To make up for my omission (and my lack of time/energy last night),
the following is a scheme for using parse to attack the paragraphing
problem you posted. I know it doesn't handle every possible case, but
I think it can be generalized in a fairly obvious way.
Enjoy!
-jn-
(Output first, as an appetizer! I'll leave the code un-indented to
facilitate cut-and-paste.)
=====================================================================
>> do %parsetest.r
-----
First paragraph ends here.
-----
-----
A sentence. End of second "paragraph."
-----
-----
I'm not sure. Is this the third paragraph?
-----
-----
The fourth paragraph
contains some embedded
linebreaks
along the way. Will
this work?
-----
-----
Another sentence. A "quotation." The end!
-----
-----
Well, maybe!
-----
>>
=====================================================================
REBOL []
paragraphs: {First paragraph ends here.
A sentence. End of second "paragraph."
I'm not sure. Is this the third paragraph?
The fourth paragraph
contains some embedded
linebreaks
along the way.
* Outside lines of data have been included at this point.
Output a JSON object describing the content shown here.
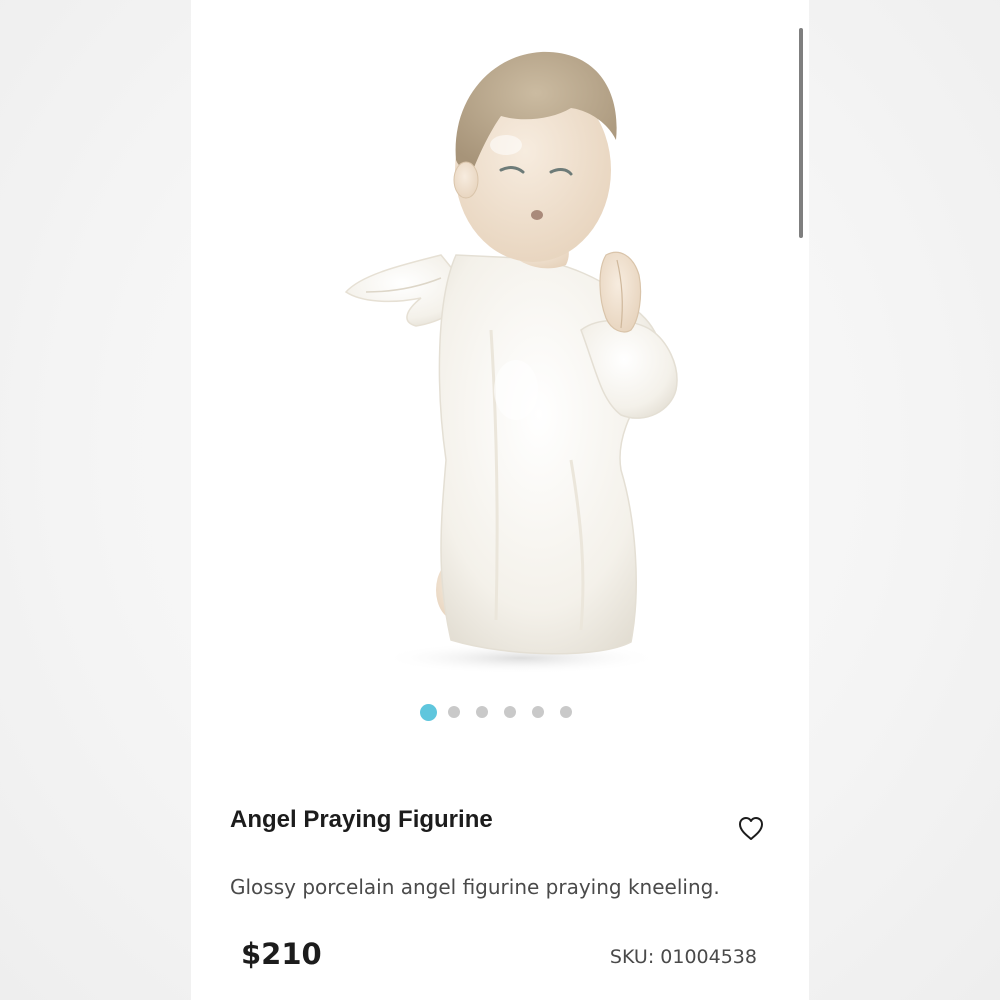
{
  "product": {
    "title": "Angel Praying Figurine",
    "description": "Glossy porcelain angel figurine praying kneeling.",
    "price": "$210",
    "sku": "SKU: 01004538",
    "image_subject": "porcelain kneeling praying angel figurine"
  },
  "carousel": {
    "total": 6,
    "active_index": 0
  },
  "icons": {
    "favorite": "heart-outline-icon"
  },
  "colors": {
    "accent": "#5fc6dd",
    "dot_inactive": "#c9c9c9",
    "text_primary": "#1c1c1c",
    "text_secondary": "#4a4a4a"
  }
}
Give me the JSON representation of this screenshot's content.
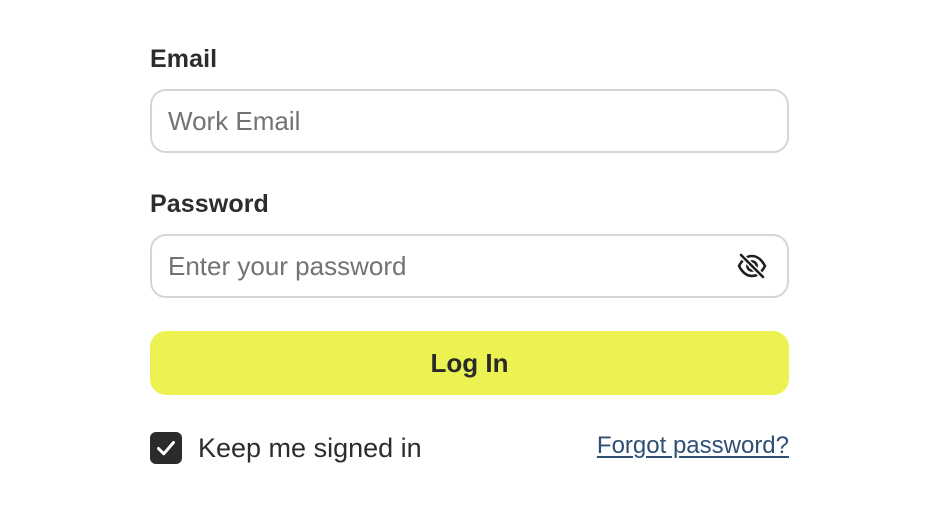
{
  "form": {
    "email": {
      "label": "Email",
      "placeholder": "Work Email",
      "value": ""
    },
    "password": {
      "label": "Password",
      "placeholder": "Enter your password",
      "value": "",
      "toggle_icon": "eye-slash-icon"
    },
    "login_button_label": "Log In",
    "remember_me": {
      "label": "Keep me signed in",
      "checked": true
    },
    "forgot_password_label": "Forgot password?"
  },
  "colors": {
    "accent_button": "#ebf252",
    "checkbox_fill": "#2b2b2b",
    "link": "#2f4f75",
    "field_border": "#d6d6d6"
  }
}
Will
this work?
Another sentence. A "quotation." The end!
Well, maybe!}
parblock: copy []
currpar: copy ""
stopper: charset {.?!}
nonstop: complement stopper
fragment: copy ""
sent: [
copy fragment [any nonstop stopper]
(append currpar fragment)
[{^/} (append parblock currpar currpar: copy "")
|{"^/} (append parblock append currpar {"} currpar: copy "")
| none
]
]
parg: [
(parblock: copy [] currpar: copy "")
any sent end
(if 0 < length? currpar [append parblock currpar])
]
parse/all paragraphs parg
foreach currpar parblock [
print ["-----^/" currpar "^/-----"]
]